Нюта Федермессер: Эту табличку я сфотографировала в интернате, который мне показали как образец очень прогрессивного учреждения. Интернат частный, работает как поставщик социальных услуг. Передовые технологии в чем? В ремонте, в привлечении аутсорсинговых поставщиков питания, в системе оплаты труда. Но эта организация социальной защиты, в которой  тот, ради кого она придумана — человек, никаких передовых технологий не  увидел, он все равно остался ПСУ, а вещи его  вместе с   вещами других ПСУ находятся на отдельном этаже в отдельной комнате хранения. Потому что зачем ПСУ личные вещи?

Александр Семин: «Ребята, о каком человеке мы можем  говорить в системе, когда его не существует? Его нет, он не назван, не увиден как личность. Человек состоит из трех букв — ПСУ». Тогда становится наглядно, от чего и к чему мы хотим прийти. 

Мы поняли, что мы хотим потихонечку от комнаты хранения личных вещей ПСУ прийти просто к «моим личным вещам». Моим! Без ПСУ!  

«От системы к человеку» или На что мы имеем право

Александр Семин: Мы все вместе — Агентство стратегических инициатив и представители некоммерческих организаций, органов власти и экспертного сообщества — придумали, как  прийти от «комнаты хранения личных вещей ПСУ»  к «моим личным вещам».

В этой мысли «Мои личные вещи» заключается основная философия новой социальной стратегии — «От системы к человеку». 

Нюта Федермессер: Люди хотят иметь право на свободу, право на собственность, право на личность, право на определение собственных границ. 

Когда человека через суд лишают дееспособности, то он юридически теряет только три вещи — право голосовать, право распоряжаться личными деньгами самостоятельно (может, но с помощью кого-то) и право жениться, официально создавать семью. Все остальное, даже при лишении дееспособности, у человека должно оставаться.  Но  в России в системе социальной защиты человек оказывается лишен всего — личных вещей, имущества, права на друзей, права  на семью, права на выход на улицу, права  на труд, права на отдых, права на образование  — он лишен личности. 

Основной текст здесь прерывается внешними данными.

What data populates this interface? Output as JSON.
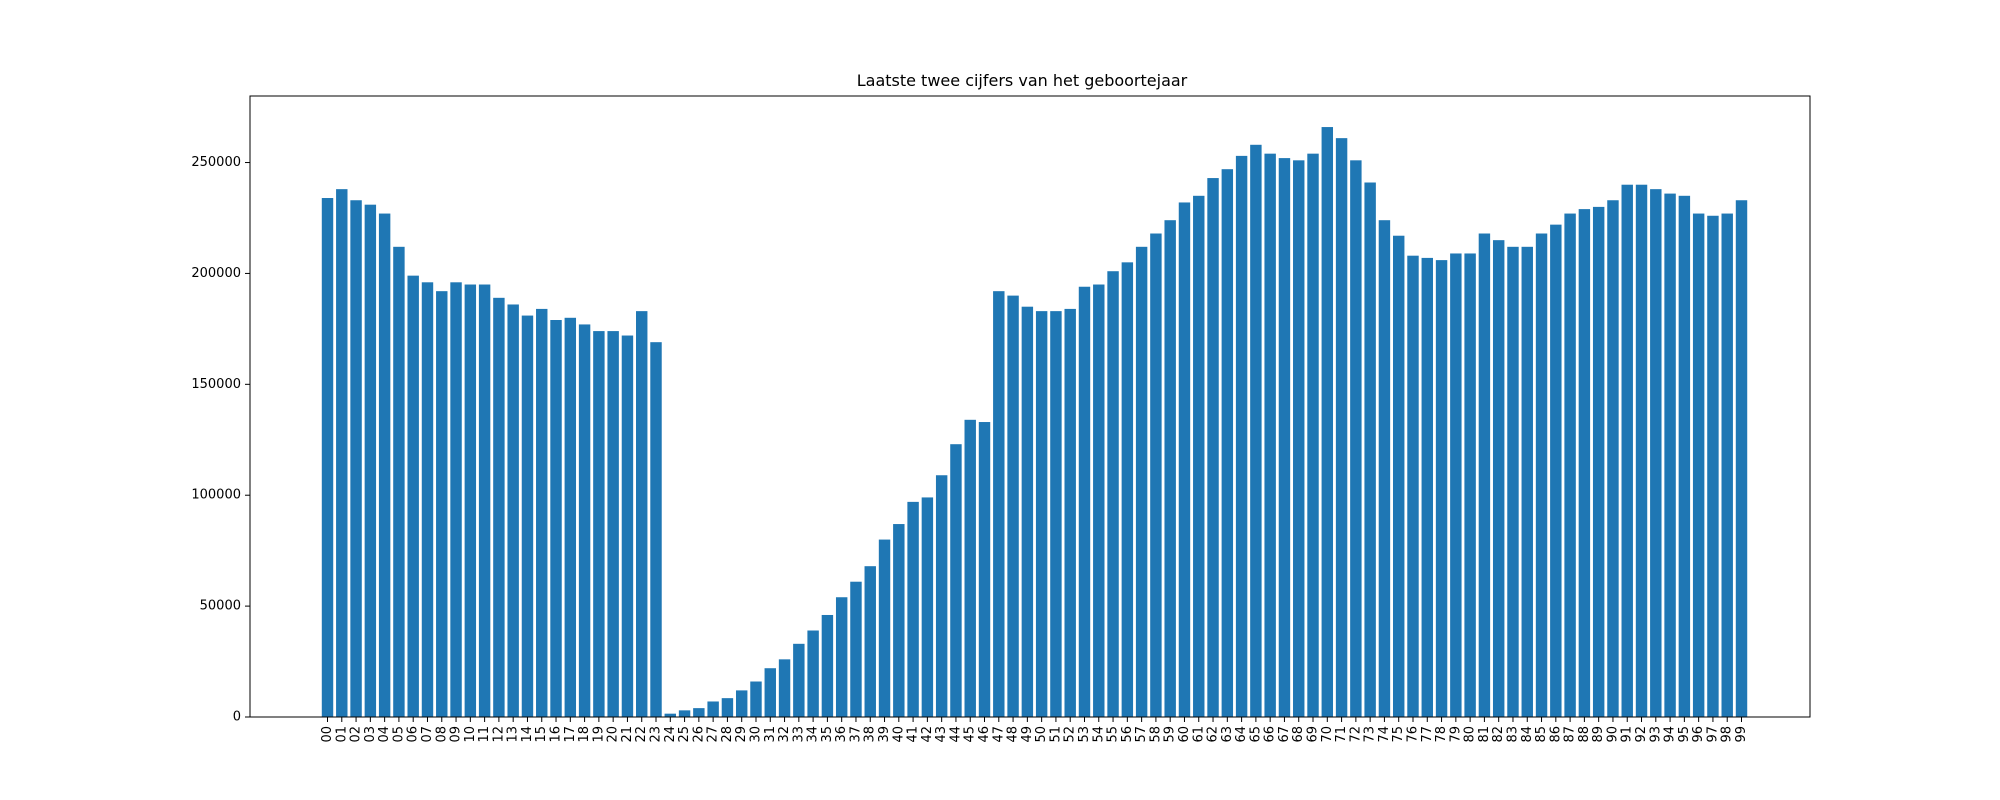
{
  "chart_data": {
    "type": "bar",
    "title": "Laatste twee cijfers van het geboortejaar",
    "xlabel": "",
    "ylabel": "",
    "ylim": [
      0,
      280000
    ],
    "yticks": [
      0,
      50000,
      100000,
      150000,
      200000,
      250000
    ],
    "ytick_labels": [
      "0",
      "50000",
      "100000",
      "150000",
      "200000",
      "250000"
    ],
    "grid": false,
    "bar_color": "#1f77b4",
    "categories": [
      "00",
      "01",
      "02",
      "03",
      "04",
      "05",
      "06",
      "07",
      "08",
      "09",
      "10",
      "11",
      "12",
      "13",
      "14",
      "15",
      "16",
      "17",
      "18",
      "19",
      "20",
      "21",
      "22",
      "23",
      "24",
      "25",
      "26",
      "27",
      "28",
      "29",
      "30",
      "31",
      "32",
      "33",
      "34",
      "35",
      "36",
      "37",
      "38",
      "39",
      "40",
      "41",
      "42",
      "43",
      "44",
      "45",
      "46",
      "47",
      "48",
      "49",
      "50",
      "51",
      "52",
      "53",
      "54",
      "55",
      "56",
      "57",
      "58",
      "59",
      "60",
      "61",
      "62",
      "63",
      "64",
      "65",
      "66",
      "67",
      "68",
      "69",
      "70",
      "71",
      "72",
      "73",
      "74",
      "75",
      "76",
      "77",
      "78",
      "79",
      "80",
      "81",
      "82",
      "83",
      "84",
      "85",
      "86",
      "87",
      "88",
      "89",
      "90",
      "91",
      "92",
      "93",
      "94",
      "95",
      "96",
      "97",
      "98",
      "99"
    ],
    "values": [
      234000,
      238000,
      233000,
      231000,
      227000,
      212000,
      199000,
      196000,
      192000,
      196000,
      195000,
      195000,
      189000,
      186000,
      181000,
      184000,
      179000,
      180000,
      177000,
      174000,
      174000,
      172000,
      183000,
      169000,
      1500,
      3000,
      4000,
      7000,
      8500,
      12000,
      16000,
      22000,
      26000,
      33000,
      39000,
      46000,
      54000,
      61000,
      68000,
      80000,
      87000,
      97000,
      99000,
      109000,
      123000,
      134000,
      133000,
      192000,
      190000,
      185000,
      183000,
      183000,
      184000,
      194000,
      195000,
      201000,
      205000,
      212000,
      218000,
      224000,
      232000,
      235000,
      243000,
      247000,
      253000,
      258000,
      254000,
      252000,
      251000,
      254000,
      266000,
      261000,
      251000,
      241000,
      224000,
      217000,
      208000,
      207000,
      206000,
      209000,
      209000,
      218000,
      215000,
      212000,
      212000,
      218000,
      222000,
      227000,
      229000,
      230000,
      233000,
      240000,
      240000,
      238000,
      236000,
      235000,
      227000,
      226000,
      227000,
      233000
    ]
  }
}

Это и стало для нас ключевым в формировании новой социальной стратегии. Мы понимаем, что сегодня 300 тысяч взрослых и 17 тысяч детей живут  в этом ужасе. И для многих  из  них мы ничего не успеем сделать. Но мы должны изменить ситуацию для тех, кто потенциально может в эту систему расчеловечивания попасть. А самое главное — мы должны изменить сознание абсолютно всех жителей страны — 147—150 миллионов человек. 

Ситуация, в которой кто-либо перестает считаться личностью, должна стать неприемлема. Ситуация, в которой тот или иной человек  лишается каких-то прав из-за собственных особенностей — должна стать неприемлема. 

Какими  бы мы ни были, какими бы мы ни родились, какими бы мы ни стали, права у нас всех одинаковые. 

Нас можно лишить свободы через суд, если мы совершили преступление, нас можно лишить права голосовать, распоряжаться самостоятельно имуществом и жениться без разрешения опекуна, если мы лишены дееспособности. Но все остальное никоим образом нельзя ограничивать. 

Это очевидно. Как же к этому прийти? Как понять, что менять, что делать, что правильно, что неправильно, с чего начать? 

Бабушка была в поликлинике 24 раза. Что не так?

Александр Семин: Сегодня результатом оказания помощи является сам факт оказания помощи, а не изменение качества жизни. Логика такая: мы тебе эту помощь оказали, посчитали, отчитались, а дальше, поскольку мы тебя не видим как человека, нам вообще все равно, что с тобой происходит в момент оказания этой помощи и что будет происходить после. 

Но самое интересное — когда ты эту помощь получаешь, то сам процесс, как правило, для тебя, как для человека, унизителен. Быстро оформить инвалидность — это везение. Беспроблемно родить и выйти из роддома с приятными воспоминаниями —  везение. Получить материальную поддержку для малоимущей семьи — квест. Бывает ещё блат, или хорошее знакомство, или услуга за деньги. Во всех остальных случаях — унизительная процедура. 

Мы поняли, что  у нас есть два ключевых аспекта, которые мы хотим изменить. Первое – нельзя измерять сам факт оказания помощи, потому что он годится только для отчетности, но не качества жизни человека — удобно считать количество койко-мест, выкрашенных стен, закупленных томографов и проведенных операций. 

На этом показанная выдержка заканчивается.